The Jill Kelly Poems

THE JILL KELLY POEMS
By Alessandro Porco

The thing about pop culture is that there’s so much of it. One of the effects this has is to make you feel like its message is inescapable, that there’s no way to shut it out. Another is the way its volume (that is, the sheer amount of it) turns everything it says into instant cliché. It becomes a kind of subliminal conditioning.

Alessandro Porco’s The Jill Kelly Poems seems at times to be built entirely out of such media clichés. There’s a rapper’s elegy (no “gettin’ jiggy”, but rather addressing Death with an authentic “What up, Dawg?”), an “Ode to Christina Aguilera” featuring some familiar words and music (“You complete me, Christina, like a genie in a bottle”), a sonnet on “Rudy”, Hollywood’s wannabe Notre Dame football star (“I’m Ready, Coach . . . Put Me In”) . . . and those are just the first three poems. What we have here is a sampling of sound bites, dealing with the likes of Rambo, King Kong, and the Bush Twins (the latter poem being a proud pastiche of cliché: “a cento composed of ESPN Sportscenter anchor catchphrases”).

Shoring fragments against ruin has been a valid poetic method for a while now, and it’s really only the nature of the material that is changing. Somewhat like a modern artist building statues or installations out of junk, Porco is trying to make something out of nothing (or material that is as close to nothing as you can imagine). One assumes from the weighty epigraphs and winking self deprecation (we are given a heads-up on one “imminent rhyme”) that he is aware of the poverty of his material. But at the same time, and this is the important point, he really likes this stuff. As Andy Warhol once said, “liking things” is what pop art is all about. And so Porco grooves to rap music, Christina Aguilera, ESPN, crappy movies, and, especially, porn.

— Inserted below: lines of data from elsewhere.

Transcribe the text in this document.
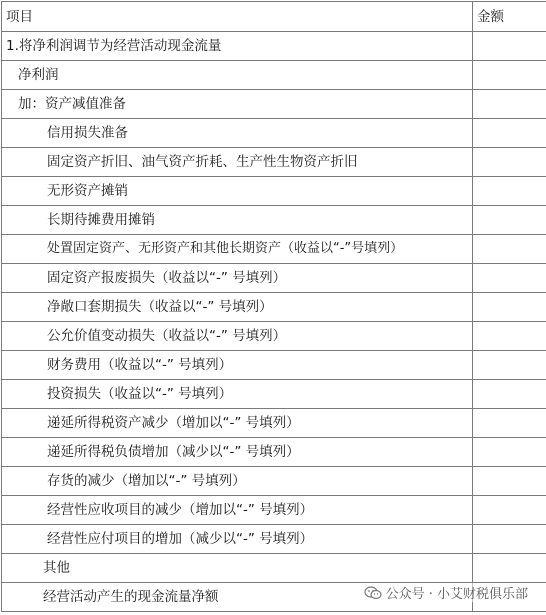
项目	金额
1.将净利润调节为经营活动现金流量	
净利润	
加：资产减值准备	
信用损失准备	
固定资产折旧、油气资产折耗、生产性生物资产折旧	
无形资产摊销	
长期待摊费用摊销	
处置固定资产、无形资产和其他长期资产（收益以“-”号填列）	
固定资产报废损失（收益以“-” 号填列）	
净敞口套期损失（收益以“-” 号填列）	
公允价值变动损失（收益以“-” 号填列）	
财务费用（收益以“-” 号填列）	
投资损失（收益以“-” 号填列）	
递延所得税资产减少（增加以“-” 号填列）	
递延所得税负债增加（减少以“-” 号填列）	
存货的减少（增加以“-” 号填列）	
经营性应收项目的减少（增加以“-” 号填列）	
经营性应付项目的增加（减少以“-” 号填列）	
其他	
经营活动产生的现金流量净额		公众号 · 小艾财税俱乐部
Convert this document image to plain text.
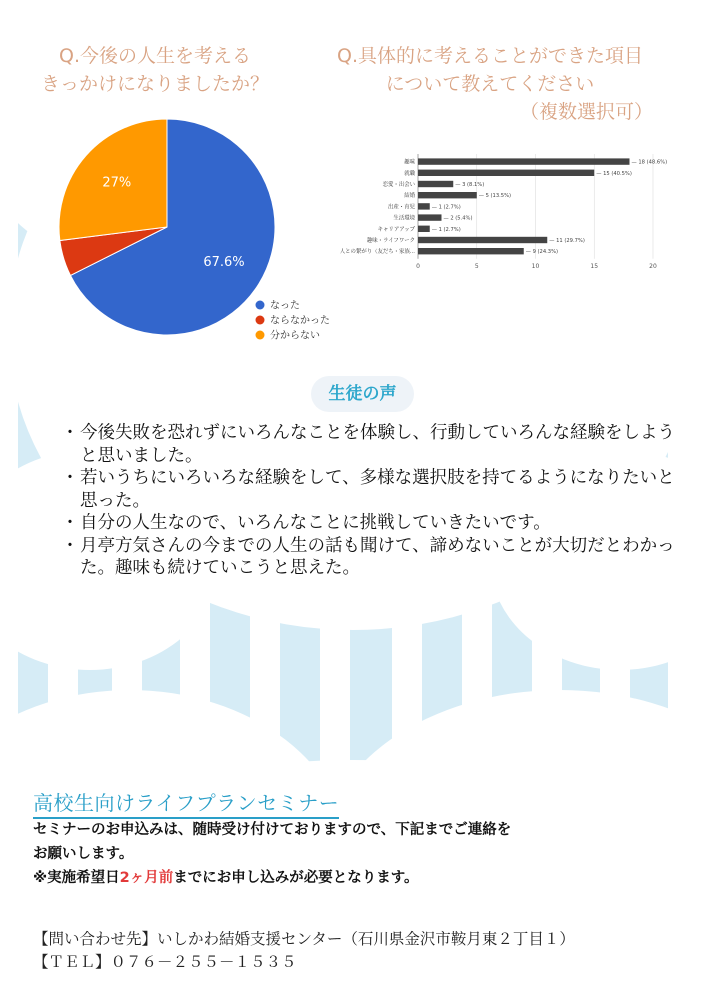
Q.今後の人生を考える
きっかけになりましたか？
Q.具体的に考えることができた項目
について教えてください
（複数選択可）
67.6%
27%
なった
ならなかった
分からない
0	5	10	15	20
趣味	— 18 (48.6%)
就職	— 15 (40.5%)
恋愛・出会い	— 3 (8.1%)
結婚	— 5 (13.5%)
出産・育児	— 1 (2.7%)
生活環境	— 2 (5.4%)
キャリアアップ	— 1 (2.7%)
趣味・ライフワーク	— 11 (29.7%)
人との繋がり（友だち・家族...	— 9 (24.3%)
生徒の声
・今後失敗を恐れずにいろんなことを体験し、行動していろんな経験をしようと思いました。
・若いうちにいろいろな経験をして、多様な選択肢を持てるようになりたいと思った。
・自分の人生なので、いろんなことに挑戦していきたいです。
・月亭方気さんの今までの人生の話も聞けて、諦めないことが大切だとわかった。趣味も続けていこうと思えた。
高校生向けライフプランセミナー
セミナーのお申込みは、随時受け付けておりますので、下記までご連絡を
お願いします。
※実施希望日2ヶ月前までにお申し込みが必要となります。
【問い合わせ先】いしかわ結婚支援センター（石川県金沢市鞍月東２丁目１）
【ＴＥＬ】０７６－２５５－１５３５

Not sex. Sex is what the poets Porco quotes in his various epigraphs (Virgil, Herrick, Campion, Yeats) are talking about. Porn is not sex. Porn is mediated/media sex. This isn’t to pass any kind of moral value judgment on porn. It essentially built the Internet, so I’m not complaining. The thing is that when Porco writes about porn he isn’t really saying anything about love or sex or men and women. He’s still dredging pop culture for media bits (and “xxx lingo”).

Jill Kelly is a well-known porn star and porn producer. (Porco even has a poetic tribute to the contract girls of Jill Kelly Productions, describing them as a “League of Extraordinary Women”. The borrowing never stops.) As a Muse a porn star makes perfect sense: they are unreal and untouchable objects of desire, and of course totally inexpressive. And as a Muse of pop culture an “anal queen” is even more perfect, since the only thing she produces is shit.

But why write porn poems at all?

The question is worth asking because Porco isn’t saying anything about porn (or love, or sex, or women). Since porn, as we all know, is just something to get off to, he’s simply enjoying it. He rejects – what he feels “some critic might claim” (got me!) – that his pen is “unable to sustain / A poetic argument of ‘real’ value”. He revels in sheer boyish spunkiness, a “love of bib-bubs” expressed in what can be pretty juvenile verse:

We gulp, we plug, we jack & strap
Yo ho! A gang-bang on the seas

 

I’ll drinkum your jizzum like milkum

 

Scuttle me buttle
Piddle me paddle
Tickle my piggle
Twattle my twiddle

It’s hard not to like this, at least on one level. The baby-talk rhythms are strong, there is a liberating sense of playfulness in the language, and Porco’s sheer enthusiasm for his subject is infectious. It’s dirty and explicit without being smutty or dangerous. But that’s also the problem. It’s that same generic quality to his material – is any media form more clichéd than porn? – that effectively neuters these poems. It’s hard to make something out of nothing, especially the nothing that is pop culture. One wishes for more authentic, unmediated stuff, like the terrific poem “My Sweetest Bi-curious,” than all of the versified television and singing the body digital.

Art can, and should, respond to pop culture. And The Jill Kelly Poems is a response. But poets have to make the culture too. That’s the next step.